Mrs. Obama's statement was met with warm applause from other Barack supporters who have also apparently been devoid of pride in their country during their adult lifetimes. Or maybe it was just a Pavlovian response to the word "change." What a sad, empty, narcissistic, ungrateful, unthinking lot.

I'm just seven years younger than Mrs. Obama. We've grown up and lived in the same era. And yet, her self-absorbed attitude is completely foreign to me. What planet is she living on? Since when was now the only time the American people have ever been "hungry for change"?

Michelle, ma belle, Barack is not the center of the universe. Newsflash: The Obamas did not invent "change" any more than Hillary invented "leadership" or John McCain invented "straight talk." We were both adults when the Berlin Wall fell, Michelle. That was earth-shattering change. We've lived through two decades' worth of peaceful, if contentious, election cycles under the rule of law, which have brought about "change" and upheaval, both good and bad. We were adults through several launches of the space shuttle, in case you were snoozing. And as adults, we've witnessed and benefited from dizzyingly rapid advances in technology, communications, science, and medicine pioneered by American entrepreneurs who yearned to change the world and succeeded. You want "change"? Go ask the patients whose lives have been improved and extended by American pharmaceutical companies that have flourished under the best economic system in the world.

If American ingenuity, a robust constitutional republic, and the fall of communism don't do it for you, hon, then how about American heroism and sacrifice? How about every Memorial Day? Every Veterans Day? Every Independence Day? Every Medal of Honor ceremony? Has she never attended a welcome-home ceremony for the troops? For me, there's the thrill of the Blue Angels roaring over cloudless skies. And the somber awe felt amid the hallowed waters that surround the sunken U.S.S. Arizona at the Pearl Harbor memorial.

Every naturalization ceremony I've attended, where hundreds of new Americans raised their hands to swear an oath of allegiance to this land of liberty, has been a moment of pride for me. So have the awesome displays of American compassion at home and around the world. When millions of Americans rallied to help victims of the 2004 tsunami in Southeast Asia - including members of the U.S.S. Abraham Lincoln Carrier Strike Group that sped from Hong Kong to assist survivors - my heart filled with pride.
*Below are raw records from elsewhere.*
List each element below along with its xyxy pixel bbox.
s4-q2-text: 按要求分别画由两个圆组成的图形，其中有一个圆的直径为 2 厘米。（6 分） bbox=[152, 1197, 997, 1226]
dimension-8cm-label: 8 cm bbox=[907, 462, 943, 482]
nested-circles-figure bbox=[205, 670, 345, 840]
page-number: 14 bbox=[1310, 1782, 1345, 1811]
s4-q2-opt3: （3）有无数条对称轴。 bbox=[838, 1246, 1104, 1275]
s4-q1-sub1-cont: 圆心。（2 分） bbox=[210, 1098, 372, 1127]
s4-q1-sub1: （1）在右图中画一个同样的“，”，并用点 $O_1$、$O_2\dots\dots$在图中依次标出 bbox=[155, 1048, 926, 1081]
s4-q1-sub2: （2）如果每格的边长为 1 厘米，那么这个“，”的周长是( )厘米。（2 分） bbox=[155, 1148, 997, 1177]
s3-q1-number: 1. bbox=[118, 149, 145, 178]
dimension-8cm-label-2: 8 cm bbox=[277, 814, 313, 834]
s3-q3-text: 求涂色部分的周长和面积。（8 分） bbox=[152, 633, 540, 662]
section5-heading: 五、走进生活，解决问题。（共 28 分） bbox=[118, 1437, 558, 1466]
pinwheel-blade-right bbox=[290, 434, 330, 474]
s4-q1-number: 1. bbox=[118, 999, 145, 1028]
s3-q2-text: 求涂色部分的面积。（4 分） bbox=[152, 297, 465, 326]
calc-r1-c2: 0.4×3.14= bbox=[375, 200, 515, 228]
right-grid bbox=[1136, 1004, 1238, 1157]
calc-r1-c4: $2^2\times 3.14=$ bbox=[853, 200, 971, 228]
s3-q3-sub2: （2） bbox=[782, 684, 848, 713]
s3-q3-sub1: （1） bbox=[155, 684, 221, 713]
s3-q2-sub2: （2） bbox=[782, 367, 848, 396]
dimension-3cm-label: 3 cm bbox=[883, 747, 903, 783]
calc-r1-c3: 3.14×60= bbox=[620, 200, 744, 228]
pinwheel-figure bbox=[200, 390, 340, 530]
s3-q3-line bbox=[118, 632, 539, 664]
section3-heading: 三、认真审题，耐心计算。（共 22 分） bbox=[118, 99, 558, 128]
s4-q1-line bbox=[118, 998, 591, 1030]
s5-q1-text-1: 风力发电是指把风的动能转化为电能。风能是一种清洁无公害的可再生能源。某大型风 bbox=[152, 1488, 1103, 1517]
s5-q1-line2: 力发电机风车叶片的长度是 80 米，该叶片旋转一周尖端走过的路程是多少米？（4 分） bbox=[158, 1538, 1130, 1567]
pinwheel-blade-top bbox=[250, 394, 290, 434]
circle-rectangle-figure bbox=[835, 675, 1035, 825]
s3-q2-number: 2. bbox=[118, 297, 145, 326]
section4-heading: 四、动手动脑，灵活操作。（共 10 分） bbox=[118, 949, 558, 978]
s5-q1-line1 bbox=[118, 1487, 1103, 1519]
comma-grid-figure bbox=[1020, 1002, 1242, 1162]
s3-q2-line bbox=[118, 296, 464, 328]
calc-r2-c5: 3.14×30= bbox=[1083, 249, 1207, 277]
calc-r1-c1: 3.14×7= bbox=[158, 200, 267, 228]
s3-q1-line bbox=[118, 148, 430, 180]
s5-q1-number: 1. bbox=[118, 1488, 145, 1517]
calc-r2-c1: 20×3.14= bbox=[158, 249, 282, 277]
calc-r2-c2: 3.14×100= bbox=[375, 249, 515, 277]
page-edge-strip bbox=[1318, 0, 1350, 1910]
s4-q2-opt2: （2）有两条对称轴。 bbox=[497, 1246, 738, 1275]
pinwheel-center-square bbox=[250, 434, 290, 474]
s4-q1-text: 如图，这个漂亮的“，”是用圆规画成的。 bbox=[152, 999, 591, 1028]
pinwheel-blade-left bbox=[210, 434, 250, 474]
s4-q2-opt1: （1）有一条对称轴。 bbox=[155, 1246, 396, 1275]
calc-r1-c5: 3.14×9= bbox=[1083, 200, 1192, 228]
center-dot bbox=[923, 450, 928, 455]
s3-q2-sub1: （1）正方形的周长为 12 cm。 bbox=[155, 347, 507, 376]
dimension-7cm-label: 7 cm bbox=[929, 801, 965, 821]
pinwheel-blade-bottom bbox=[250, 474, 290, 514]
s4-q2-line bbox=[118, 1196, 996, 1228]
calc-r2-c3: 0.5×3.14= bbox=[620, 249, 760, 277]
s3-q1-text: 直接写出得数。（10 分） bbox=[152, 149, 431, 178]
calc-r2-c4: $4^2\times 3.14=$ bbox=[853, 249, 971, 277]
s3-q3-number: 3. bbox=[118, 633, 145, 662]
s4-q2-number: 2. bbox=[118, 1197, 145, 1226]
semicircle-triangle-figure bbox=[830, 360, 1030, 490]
It did again when the citizens of Houston opened their arms to Hurricane Katrina victims and folks across the country rushed to their churches and offices of the Salvation Army and Red Cross to volunteer.

How about American resilience? Does that not make you proud? Only a heart of stone could be unmoved by the strength, valor, and determination displayed in New York , Washington , D.C., and Shanksville, Pa. , on September 11, 2001.

I believe it was Michael Kinsley who quipped that a gaffe is when a politician tells the truth. In this case, it's what happens when an elite Democratic politician's wife says what a significant portion of the party's base really believes to be the truth: America is more a source of shame than pride.

Michelle Obama has achieved enormous professional success, political influence, and personal acclaim in America . Ivy League educated, she's been lauded by Essence magazine as one of the 25 World's Most Inspiring Women; by Vanity Fair as one of the ten World's Best-Dressed Women; and named one of "The Harvard 100" most influential alumni. She has had an amazingly blessed life. But you wouldn't know it from her campaign rhetoric and her griping about her and her husband's student loans.

For years, we've heard liberals get offended at any challenge to their patriotism. And so they are again aggrieved and rising to explain away Mrs. Obama's remarks.

Lady Michelle and her defenders protest too much.